Aktualna prezes fundacji Lidia Luboniewicz pytana przez tvn24.pl o to, jaką rolę w funkcjonowaniu organizacji odgrywa Dworczyk, powiedziała, że był fundatorem fundacji, a od kilku lat nie pełni w niej żadnych funkcji. Potwierdzają to także informacje z KRS.
Od 30 grudnia 2015 roku Dworczyk nie zasiadał w organach fundacji. Jak jednak ustaliło tvn24.pl, miał wpływ, bądź angażował się w wybór rady fundacji do lata 2022 roku. Według ustaleń dziennikarzy, po rezygnacji z funkcji fundatora na początku 2021 roku Dworczyk, nadal szef KPRM, wciąż miał wpływ na skład rady fundacji. W latach 2020-2021, gdy fundusze z programu na wsparcie Polonii dzieliła kancelaria premiera, której szefem był Dworczyk, jednocześnie dalej fundator w WiD, fundacja uzyskała 8,5 mln w 2020 roku oraz ponad 11 mln rok później i ponad 5,4 mln w 2022 roku.

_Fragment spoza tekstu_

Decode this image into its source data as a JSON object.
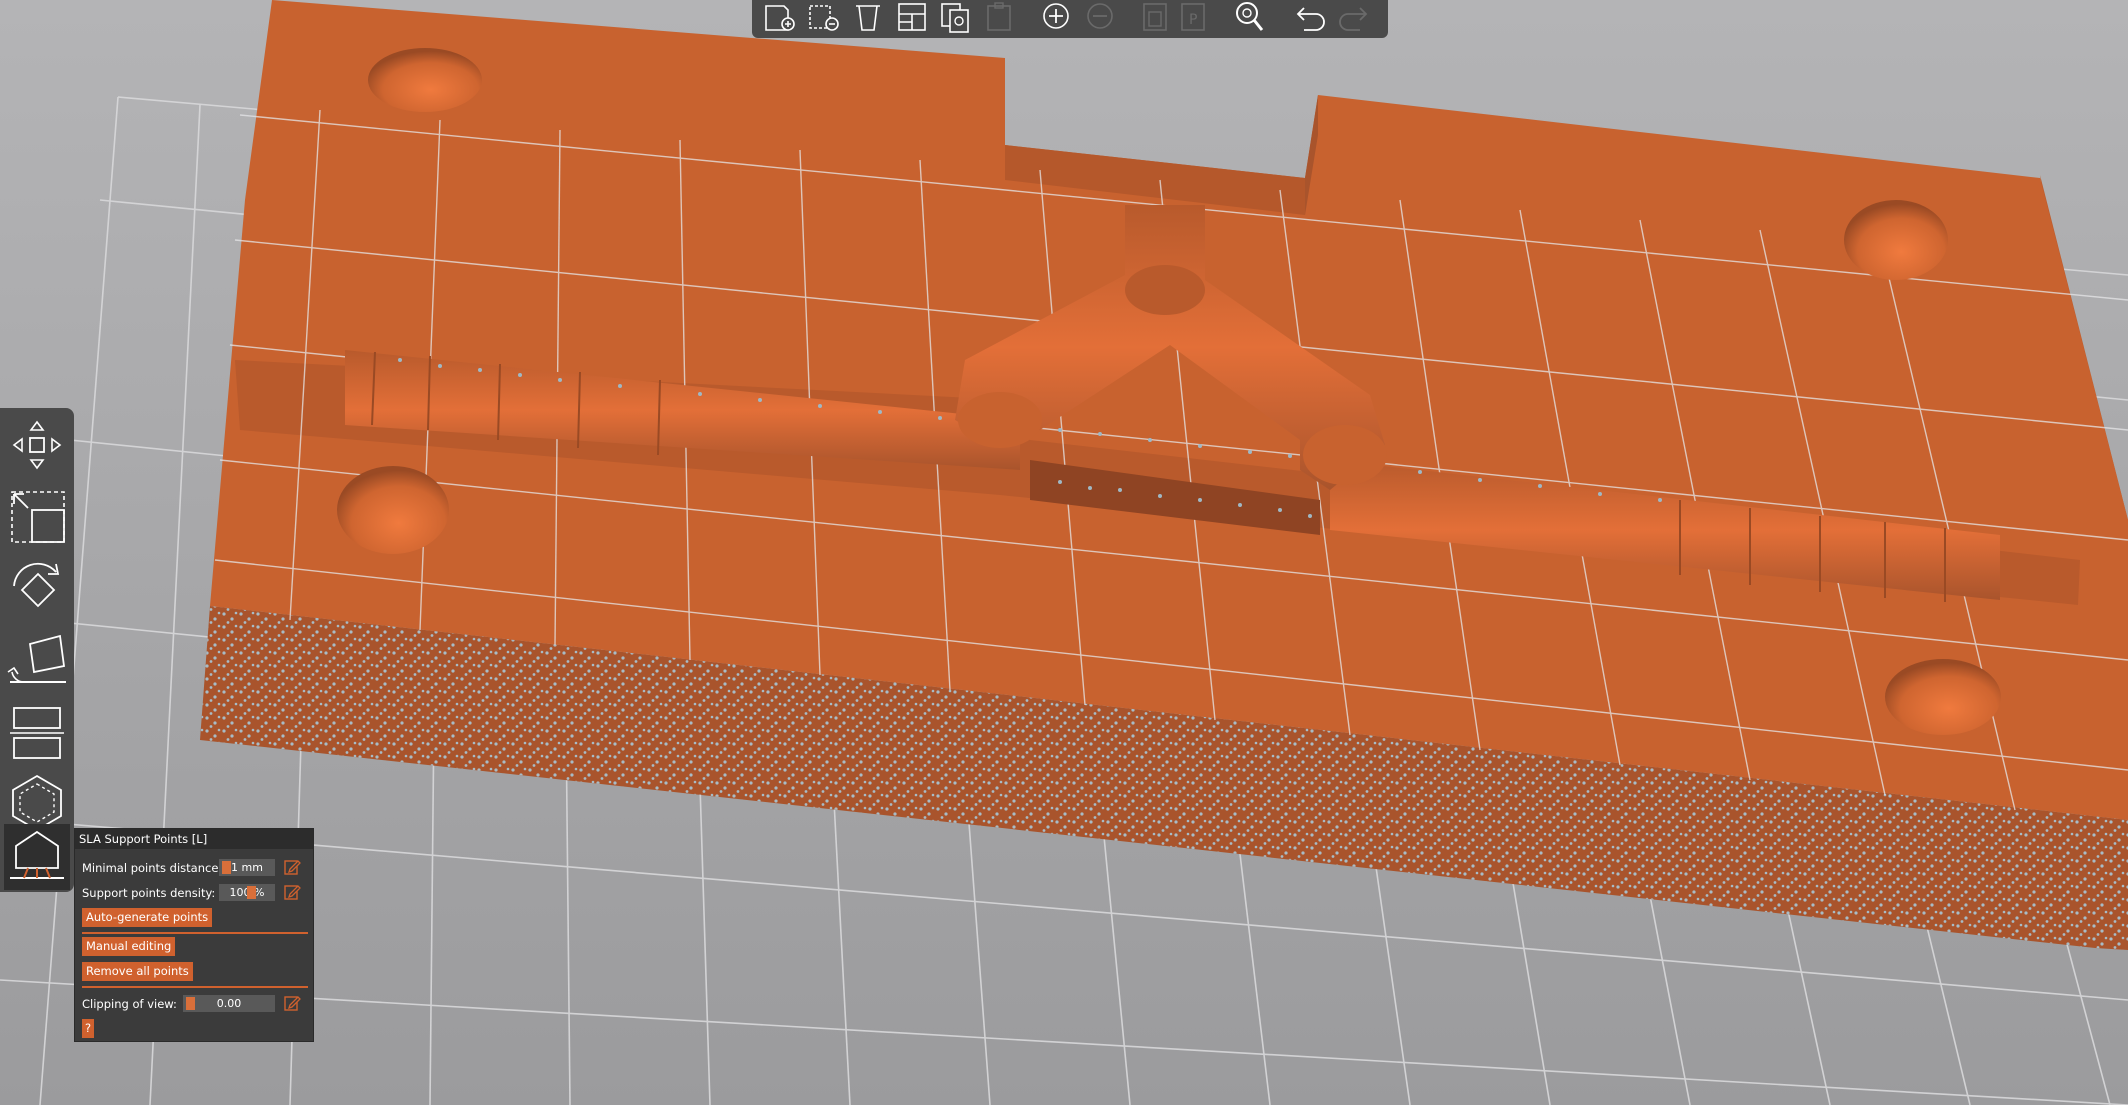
{
  "colors": {
    "accent": "#d0612e",
    "model_top": "#c8622f",
    "model_side": "#a9542c",
    "support_point": "#9fb8c4",
    "panel_bg": "#3b3b3b",
    "toolbar_bg": "#4a4a4a",
    "bed_bg": "#a9a9ab"
  },
  "top_toolbar": {
    "items": [
      {
        "name": "add-icon",
        "enabled": true
      },
      {
        "name": "delete-icon",
        "enabled": true
      },
      {
        "name": "delete-all-icon",
        "enabled": true
      },
      {
        "name": "arrange-icon",
        "enabled": true
      },
      {
        "name": "copy-icon",
        "enabled": true
      },
      {
        "name": "paste-icon",
        "enabled": false
      },
      {
        "name": "add-instance-icon",
        "enabled": true
      },
      {
        "name": "remove-instance-icon",
        "enabled": false
      },
      {
        "name": "split-objects-icon",
        "enabled": false
      },
      {
        "name": "split-parts-icon",
        "enabled": false
      },
      {
        "name": "search-icon",
        "enabled": true
      },
      {
        "name": "undo-icon",
        "enabled": true
      },
      {
        "name": "redo-icon",
        "enabled": false
      }
    ]
  },
  "left_toolbar": {
    "items": [
      {
        "name": "move-icon"
      },
      {
        "name": "scale-icon"
      },
      {
        "name": "rotate-icon"
      },
      {
        "name": "place-on-face-icon"
      },
      {
        "name": "cut-icon"
      },
      {
        "name": "hollow-icon"
      },
      {
        "name": "sla-support-points-icon",
        "active": true
      }
    ]
  },
  "sla_panel": {
    "title": "SLA Support Points [L]",
    "min_distance_label": "Minimal points distance:",
    "min_distance_value": "1 mm",
    "density_label": "Support points density:",
    "density_value": "100 %",
    "auto_generate_label": "Auto-generate points",
    "manual_editing_label": "Manual editing",
    "remove_all_label": "Remove all points",
    "clipping_label": "Clipping of view:",
    "clipping_value": "0.00",
    "help_label": "?"
  }
}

KPRM odpowiada na pytania o Fundację Wolność i Demokracja
Prezes organizacji zapytana przez tvn24.pl, czy przyznawanie przez KPRM wielomilionowych dotacji fundacji, której aktywnym fundatorem był szef tej kancelarii, nie uznała za konflikt interesów, odpowiedziała, że "od kilkunastu lat fundacja realizuje projekty skierowane na wsparcie i rozwój mediów, oświaty i kultury polskiej, opieki nad miejscami pamięci poza granicami kraju". Na pytanie dziennikarzy o dotacje dla Fundacji Wolność i Demokracja odpowiedziała także ogólnikowo po niemal miesiącu kancelaria premiera, że "decyzje o przyznaniu lub odmowie przyznania dotacji podejmuje właściwy organ administracji po rekomendacjach uzyskanych od zespołów i komisji, które oceniają oferty realizacji zadania publicznego".

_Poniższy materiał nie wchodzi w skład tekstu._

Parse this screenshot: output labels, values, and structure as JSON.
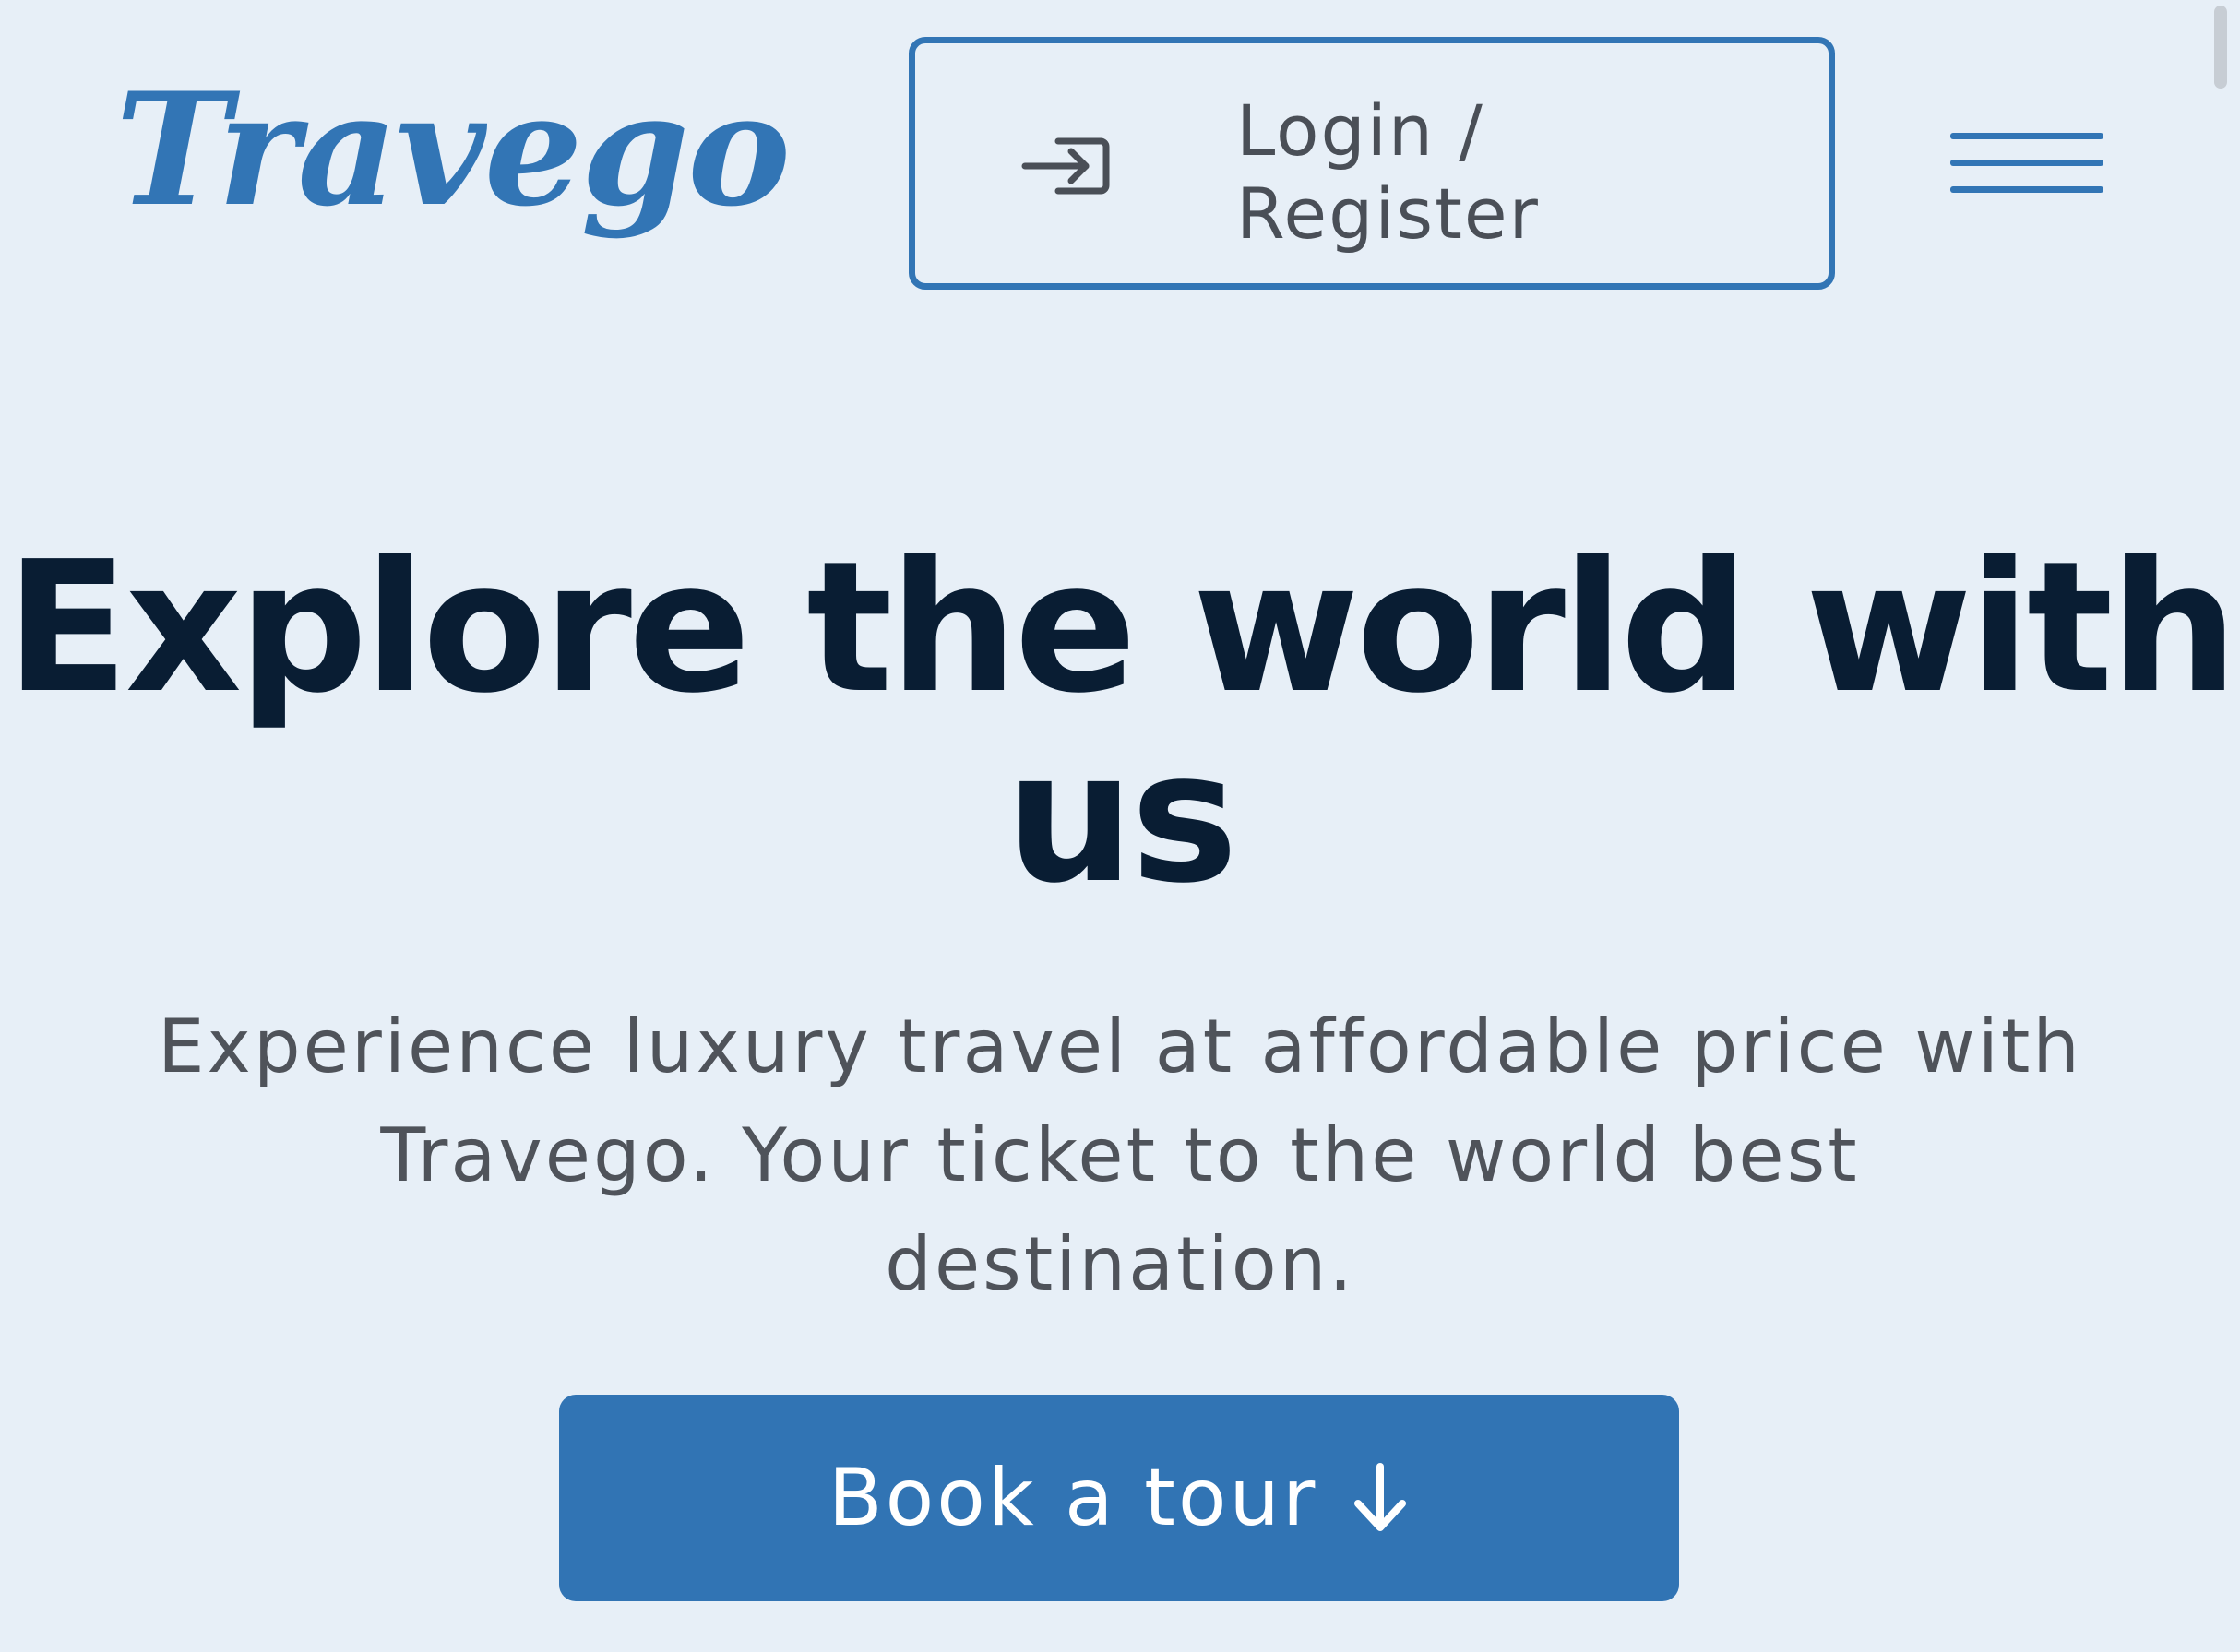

Z rejestru korzyści Michała Dworczyka z sierpnia 2022 roku wynika, że w Fundacji Wolność i Demokracja nadal pracuje jego żona Agnieszka Dworczyk. Zwrócili na to uwagę politycy Platformy Obywatelskiej Michał Szczerba i Dariusz Joński. Pytany o pracę w fundacji przez tvn24.pl Dworczyk stwierdził, że jego żona współpracuje z WiD od 2009 roku w formie umowy-zlecenia. Dodał, że od 2013 roku umowy są finansowe ze środków innych niż publiczne.